When LVM implements a snapshot, there are several things that happen, all very quickly. The first is that a new logical volume has to be allocated. The true purpose of this volume is to provide an area where deltas (changes) to the filesystem are recorded. This allows the original volume to continue on without disrupting any existing read/write access. The downside to this is that the snapshot area is of a finite size, which means on a system with busy writes, it can fill up rather quickly. For volumes that have significant write activity, you will want to increase the size of your snapshot to allow enough space for all changes to be recorded. If your snapshot overflows (fills up) both the original volume and the logical volume grind to a screeching halt. This is done to prevent filesystem corruption, although it has the effect of unceremoniously dropping any I/O (and therefore any programs) that were using the original volume. Should this happen, you will want to release your snapshot as soon as possible so you can get the original volume back online. Once the release is complete, you'll be able to remount the volume as read/write and make the filesystem on it available.

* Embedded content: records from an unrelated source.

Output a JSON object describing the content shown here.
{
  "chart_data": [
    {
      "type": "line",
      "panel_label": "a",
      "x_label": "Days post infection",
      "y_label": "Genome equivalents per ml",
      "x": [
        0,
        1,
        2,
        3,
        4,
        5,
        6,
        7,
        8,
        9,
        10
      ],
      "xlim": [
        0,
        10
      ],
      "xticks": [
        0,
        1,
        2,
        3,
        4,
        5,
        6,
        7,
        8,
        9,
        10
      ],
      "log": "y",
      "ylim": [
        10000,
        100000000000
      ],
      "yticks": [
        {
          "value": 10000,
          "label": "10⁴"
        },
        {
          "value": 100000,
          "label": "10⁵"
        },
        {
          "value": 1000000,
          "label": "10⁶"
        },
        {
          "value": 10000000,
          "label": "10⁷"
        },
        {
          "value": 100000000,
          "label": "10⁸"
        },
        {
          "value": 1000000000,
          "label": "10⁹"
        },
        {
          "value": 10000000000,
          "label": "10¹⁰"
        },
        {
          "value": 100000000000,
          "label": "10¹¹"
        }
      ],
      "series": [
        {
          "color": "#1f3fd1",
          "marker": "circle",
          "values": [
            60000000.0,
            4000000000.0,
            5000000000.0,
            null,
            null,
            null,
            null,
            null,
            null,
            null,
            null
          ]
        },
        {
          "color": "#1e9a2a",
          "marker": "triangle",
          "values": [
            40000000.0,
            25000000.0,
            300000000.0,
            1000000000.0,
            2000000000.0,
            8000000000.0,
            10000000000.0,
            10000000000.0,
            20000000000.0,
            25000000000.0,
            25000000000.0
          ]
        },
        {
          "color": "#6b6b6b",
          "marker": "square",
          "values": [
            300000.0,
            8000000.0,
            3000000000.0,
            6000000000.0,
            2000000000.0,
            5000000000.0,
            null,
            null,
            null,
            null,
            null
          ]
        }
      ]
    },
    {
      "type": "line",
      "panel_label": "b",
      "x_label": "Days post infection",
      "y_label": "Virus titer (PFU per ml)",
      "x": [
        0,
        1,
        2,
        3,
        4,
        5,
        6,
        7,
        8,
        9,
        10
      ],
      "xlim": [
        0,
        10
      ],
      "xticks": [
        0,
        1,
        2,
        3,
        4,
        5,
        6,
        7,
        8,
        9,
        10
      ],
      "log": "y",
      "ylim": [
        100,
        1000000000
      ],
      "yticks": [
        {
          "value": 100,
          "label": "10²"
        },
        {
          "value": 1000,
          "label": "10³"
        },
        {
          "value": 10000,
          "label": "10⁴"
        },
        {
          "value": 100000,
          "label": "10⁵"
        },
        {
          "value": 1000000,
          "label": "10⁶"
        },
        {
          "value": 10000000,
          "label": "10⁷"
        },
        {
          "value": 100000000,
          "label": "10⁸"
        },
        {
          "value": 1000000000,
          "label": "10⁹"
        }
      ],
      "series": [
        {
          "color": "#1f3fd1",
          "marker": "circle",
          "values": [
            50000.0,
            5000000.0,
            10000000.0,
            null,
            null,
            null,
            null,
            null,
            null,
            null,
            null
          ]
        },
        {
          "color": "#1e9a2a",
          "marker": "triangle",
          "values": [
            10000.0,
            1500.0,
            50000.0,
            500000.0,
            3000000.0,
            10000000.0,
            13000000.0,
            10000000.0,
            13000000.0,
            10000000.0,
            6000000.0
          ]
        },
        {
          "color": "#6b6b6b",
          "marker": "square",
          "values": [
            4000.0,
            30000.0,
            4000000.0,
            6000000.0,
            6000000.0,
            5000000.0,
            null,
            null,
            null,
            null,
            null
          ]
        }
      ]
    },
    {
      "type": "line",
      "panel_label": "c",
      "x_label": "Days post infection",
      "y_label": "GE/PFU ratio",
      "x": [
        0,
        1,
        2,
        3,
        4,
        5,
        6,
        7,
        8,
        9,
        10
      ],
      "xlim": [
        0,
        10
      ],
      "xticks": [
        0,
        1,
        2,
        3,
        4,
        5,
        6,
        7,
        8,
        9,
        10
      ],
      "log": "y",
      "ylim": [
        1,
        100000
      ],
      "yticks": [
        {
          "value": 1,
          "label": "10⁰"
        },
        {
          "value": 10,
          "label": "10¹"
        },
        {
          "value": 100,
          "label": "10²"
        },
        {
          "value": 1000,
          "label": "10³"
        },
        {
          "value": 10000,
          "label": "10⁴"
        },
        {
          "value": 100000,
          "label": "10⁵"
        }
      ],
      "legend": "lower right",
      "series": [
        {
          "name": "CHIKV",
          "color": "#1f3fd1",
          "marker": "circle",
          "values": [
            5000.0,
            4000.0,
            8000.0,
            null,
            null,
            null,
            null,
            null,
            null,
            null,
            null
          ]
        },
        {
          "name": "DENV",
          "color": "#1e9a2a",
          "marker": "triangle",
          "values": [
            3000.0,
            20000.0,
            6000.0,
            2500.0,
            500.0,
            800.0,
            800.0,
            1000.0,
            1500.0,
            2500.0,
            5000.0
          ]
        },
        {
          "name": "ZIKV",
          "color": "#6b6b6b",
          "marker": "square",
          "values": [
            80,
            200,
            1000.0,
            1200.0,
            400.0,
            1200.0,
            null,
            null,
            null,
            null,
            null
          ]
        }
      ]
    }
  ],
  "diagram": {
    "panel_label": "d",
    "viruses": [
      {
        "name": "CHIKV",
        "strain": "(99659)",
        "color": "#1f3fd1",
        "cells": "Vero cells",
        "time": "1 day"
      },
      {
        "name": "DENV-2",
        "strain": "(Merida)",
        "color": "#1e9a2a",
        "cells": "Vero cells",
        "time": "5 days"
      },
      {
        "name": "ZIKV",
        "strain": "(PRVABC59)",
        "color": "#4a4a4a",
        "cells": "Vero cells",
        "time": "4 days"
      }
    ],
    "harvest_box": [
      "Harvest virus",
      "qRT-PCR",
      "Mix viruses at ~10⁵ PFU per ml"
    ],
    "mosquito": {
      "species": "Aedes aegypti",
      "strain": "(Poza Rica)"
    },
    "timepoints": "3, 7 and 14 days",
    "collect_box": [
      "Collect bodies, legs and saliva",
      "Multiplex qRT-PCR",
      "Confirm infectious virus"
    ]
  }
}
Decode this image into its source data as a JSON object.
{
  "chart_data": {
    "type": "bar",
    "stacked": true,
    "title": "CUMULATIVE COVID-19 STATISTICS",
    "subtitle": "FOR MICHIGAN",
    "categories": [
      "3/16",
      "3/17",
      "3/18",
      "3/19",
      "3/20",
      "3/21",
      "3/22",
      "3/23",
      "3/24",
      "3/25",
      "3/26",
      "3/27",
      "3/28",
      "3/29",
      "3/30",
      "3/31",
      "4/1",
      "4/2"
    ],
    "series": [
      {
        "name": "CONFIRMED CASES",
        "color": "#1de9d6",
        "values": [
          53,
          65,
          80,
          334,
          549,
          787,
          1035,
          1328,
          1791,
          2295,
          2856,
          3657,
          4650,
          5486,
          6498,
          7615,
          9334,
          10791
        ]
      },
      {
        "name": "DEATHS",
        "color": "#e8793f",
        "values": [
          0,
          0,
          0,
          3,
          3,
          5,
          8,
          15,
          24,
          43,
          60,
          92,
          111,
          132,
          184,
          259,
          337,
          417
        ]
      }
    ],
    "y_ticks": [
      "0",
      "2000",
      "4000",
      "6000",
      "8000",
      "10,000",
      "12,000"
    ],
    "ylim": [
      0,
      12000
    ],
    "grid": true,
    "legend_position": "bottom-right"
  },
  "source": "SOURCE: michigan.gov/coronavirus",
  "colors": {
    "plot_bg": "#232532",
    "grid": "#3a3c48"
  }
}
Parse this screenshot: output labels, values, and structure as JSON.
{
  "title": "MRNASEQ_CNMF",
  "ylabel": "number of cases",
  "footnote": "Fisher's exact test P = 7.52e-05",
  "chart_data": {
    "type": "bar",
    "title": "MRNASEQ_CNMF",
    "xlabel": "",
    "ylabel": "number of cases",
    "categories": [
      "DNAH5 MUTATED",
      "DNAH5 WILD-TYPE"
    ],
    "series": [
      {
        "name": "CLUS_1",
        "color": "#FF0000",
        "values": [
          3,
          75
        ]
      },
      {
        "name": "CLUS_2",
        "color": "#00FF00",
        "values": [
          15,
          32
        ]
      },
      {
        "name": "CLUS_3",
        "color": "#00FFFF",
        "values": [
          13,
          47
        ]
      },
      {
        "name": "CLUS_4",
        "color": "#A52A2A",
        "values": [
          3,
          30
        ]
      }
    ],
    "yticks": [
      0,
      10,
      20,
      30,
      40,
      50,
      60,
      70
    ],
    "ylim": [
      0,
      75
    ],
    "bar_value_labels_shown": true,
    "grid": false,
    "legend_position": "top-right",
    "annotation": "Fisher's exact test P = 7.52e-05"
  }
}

The second thing that happens is that LVM now "swaps" the true purposes of the volumes in question. You would think that the newly allocated snapshot would be the place to look for any changes to the filesystem, after all, it's where all the writes are going to, right? No, it's the other way around. Filesystems are mounted to LVM volumenames, so swapping out the name from underneath the rest of the system would be a no-no (because the snapshot uses a different name). So the solution here is simple: When you access the original volume name, it will continue to refer to the live(read/write) version of the volume you did the snapshot of. The snapshot volume you create will refer to the frozen (read-only) version of the volume you intend to back up. A little confusing at first, but it will make sense.
All of this happens in less than 2 seconds. The rest of the system doesn't even notice. Unless, of course, you don't release the snapshot before it overflows...
When you go to release a snapshot, it then takes all of the recorded changes and "replays" them back into the original volume. This takes a bit longer - depending on how much data was recorded - but won't significantly impact what you're doing. Once the release is complete, the snapshot volume is destroyed and the original remains. This is also why it is important to not "hold onto" snapshots - the data needs to be re-integrated back into the original "live" volume at some point.
There is a third, older version of a snapshot from the LVM version 1 days, that is read-only. This form of snapshot does not record changes to the filesystem. I do not recommend pursuing this as a long-term backup strategy. You are still hosting data on the same physical drive that can fail, and recovery of your filesystem from a drive that has failed is no backup at all.
So, in a nutshell:
Snapshots are good for assisting backups
Snapshots are not, in and of themselves, a form of backup
Snapshots do not last forever
A full snapshot is a BAD thing
Snapshots need to "go home" at some point (data needs to be re-integrated)
LVM is your friend, if you use it wisely.